Pharmacodynamic ability of tandospirone to ameliorate midazolam-induced respiratory depression and effects of the 5-HT_1A receptor antagonist WAY100635. (a) The rats were administered tandospirone (2, 4, or 8 mg/kg) or vehicle by intravenous injection and continuously monitored for 36 min at 3-minute intervals after midazolam administration (80 mg/kg). The data are presented as the mean ± standard error of the mean (n = 5 rats per group) (^ΦP < 0.0001, ^ΩP < 0.001, ^$P < 0.01, ^*P < 0.05 vs. the vehicle-injected group). (b) In the group administered midazolam (80 mg/kg), respiratory depression was alleviated by the specific antagonists flumazenil (1.8 mg/kg) and tandospirone (2 mg/kg). Nikethamide and vehicle had no such ameliorative effect.

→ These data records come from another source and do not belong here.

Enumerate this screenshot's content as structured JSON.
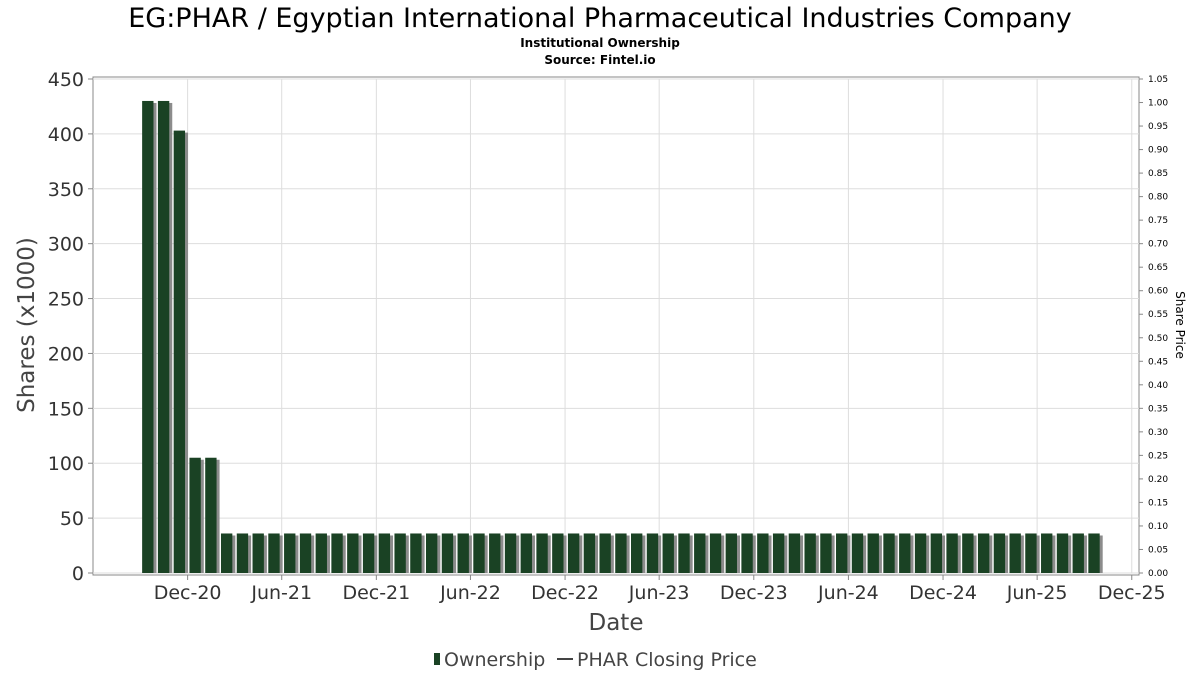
{
  "header": {
    "title": "EG:PHAR / Egyptian International Pharmaceutical Industries Company",
    "subtitle": "Institutional Ownership",
    "source": "Source: Fintel.io"
  },
  "legend": {
    "placement": "bottom-center",
    "items": [
      {
        "label": "Ownership",
        "icon": "bar-swatch-icon"
      },
      {
        "label": "PHAR Closing Price",
        "icon": "line-swatch-icon"
      }
    ]
  },
  "colors": {
    "bar": "#1a4224",
    "bar_shadow": "#8c8c8c",
    "grid": "#dddddd",
    "frame": "#888888"
  },
  "chart_data": {
    "type": "bar",
    "xlabel": "Date",
    "ylabel": "Shares (x1000)",
    "y2label": "Share Price",
    "grid": true,
    "ylim": [
      0,
      450
    ],
    "y2lim": [
      0,
      1.05
    ],
    "yticks": [
      "0",
      "50",
      "100",
      "150",
      "200",
      "250",
      "300",
      "350",
      "400",
      "450"
    ],
    "y2ticks": [
      "0.00",
      "0.05",
      "0.10",
      "0.15",
      "0.20",
      "0.25",
      "0.30",
      "0.35",
      "0.40",
      "0.45",
      "0.50",
      "0.55",
      "0.60",
      "0.65",
      "0.70",
      "0.75",
      "0.80",
      "0.85",
      "0.90",
      "0.95",
      "1.00",
      "1.05"
    ],
    "xlim": [
      "2020-06-01",
      "2025-12-15"
    ],
    "xticks": [
      {
        "label": "Dec-20",
        "date": "2020-12-01"
      },
      {
        "label": "Jun-21",
        "date": "2021-06-01"
      },
      {
        "label": "Dec-21",
        "date": "2021-12-01"
      },
      {
        "label": "Jun-22",
        "date": "2022-06-01"
      },
      {
        "label": "Dec-22",
        "date": "2022-12-01"
      },
      {
        "label": "Jun-23",
        "date": "2023-06-01"
      },
      {
        "label": "Dec-23",
        "date": "2023-12-01"
      },
      {
        "label": "Jun-24",
        "date": "2024-06-01"
      },
      {
        "label": "Dec-24",
        "date": "2024-12-01"
      },
      {
        "label": "Jun-25",
        "date": "2025-06-01"
      },
      {
        "label": "Dec-25",
        "date": "2025-12-01"
      }
    ],
    "series": [
      {
        "name": "Ownership",
        "start": "2020-09-15",
        "interval_days": 30.5,
        "values": [
          430,
          430,
          403,
          105,
          105,
          36,
          36,
          36,
          36,
          36,
          36,
          36,
          36,
          36,
          36,
          36,
          36,
          36,
          36,
          36,
          36,
          36,
          36,
          36,
          36,
          36,
          36,
          36,
          36,
          36,
          36,
          36,
          36,
          36,
          36,
          36,
          36,
          36,
          36,
          36,
          36,
          36,
          36,
          36,
          36,
          36,
          36,
          36,
          36,
          36,
          36,
          36,
          36,
          36,
          36,
          36,
          36,
          36,
          36,
          36,
          36
        ]
      },
      {
        "name": "PHAR Closing Price",
        "values": []
      }
    ]
  }
}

The data are presented as the mean ± standard error of the mean (n = 5 rats per group) (^$P < 0.01, ^*P < 0.05 vs. the nikethamide-injected group). (c) Pre-administration of WAY100635 (1 mg/kg) to block tandospirone (4 mg/kg) followed by midazolam (80 mg/kg) showed that WAY100635 completely blocked midazolam, leading to an improvement in respiratory depression. The data are presented as the mean ± standard error of the mean (n = 5 rats per group) (^ΦP < 0.0001, ^ΩP < 0.001, ^$P < 0.01, ^*P < 0.05 vs. the WAY100635, tandospirone, and midazolam-injected group). 5-HT_1A, 5-hydroxytryptamine; Flu, flumazenil; MID, midazolam; Nike, nikethamide; TS, tandospirone.

Fig. 4

(a) The number of fluorescent particles in the forskolin alone group was markedly decreased in CHO-α_2a/2c-PKAcat-EGFP and CHO-µ-PKAcat-EGFP cells compared with the control group. (ai–bii) Dexmedetomidine activated α_2a/2c receptors on CHO-PKAcat-EGFP cells in a concentration-dependent manner causing significant PKA redistribution. (c i–cii) Fentanyl activated µ receptors on CHO-PKAcat-EGFP cells in a concentration-dependent manner causing significant PKA redistribution. In the tandospirone group, there was no significant difference in the number of fluorescent particles compared with the forskolin group. The tandospirone group (1 × 10^− 5 to 1 × 10^− 9 mol·L^− 1) and the dexmedetomidine/fentanyl group (1 × 10^− 7 mol·L^− 1) demonstrated significant reductions in the number of fluorescent particles compared with the control group. In both the tandospirone group (1 × 10^− 7 to 1 × 10^− 11 mol·L^− 1) and the dexmedetomidine/fentanyl group (1 × 10^− 7 mol·L^− 1), there was no significant difference in the number of fluorescent particles when compared with the forskolin group. DMED, dexmedetomidine; FEN, fentanyl; TS, tandospirone,

Fig. 5

Effect of tandospirone on midazolam-induced currents. (a) Tandospirone (10 µM) reduced 1 µM GABA-mediated inward chloride currents and simultaneously inhibited the enhancement of α₁β₂γ₂ GABA receptor and α₄β₂δ GABA receptor currents by midazolam (i–ii and iii–iv). (b) Rate of α₁β₂γ₂ (i) and α₄β₂δ (ii) GABA receptor current modulation by tandospirone. The data are presented as the mean ± standard error of the mean. BIC, bicuculline; GABA, gamma amino-butyric acid; MID, midazolam.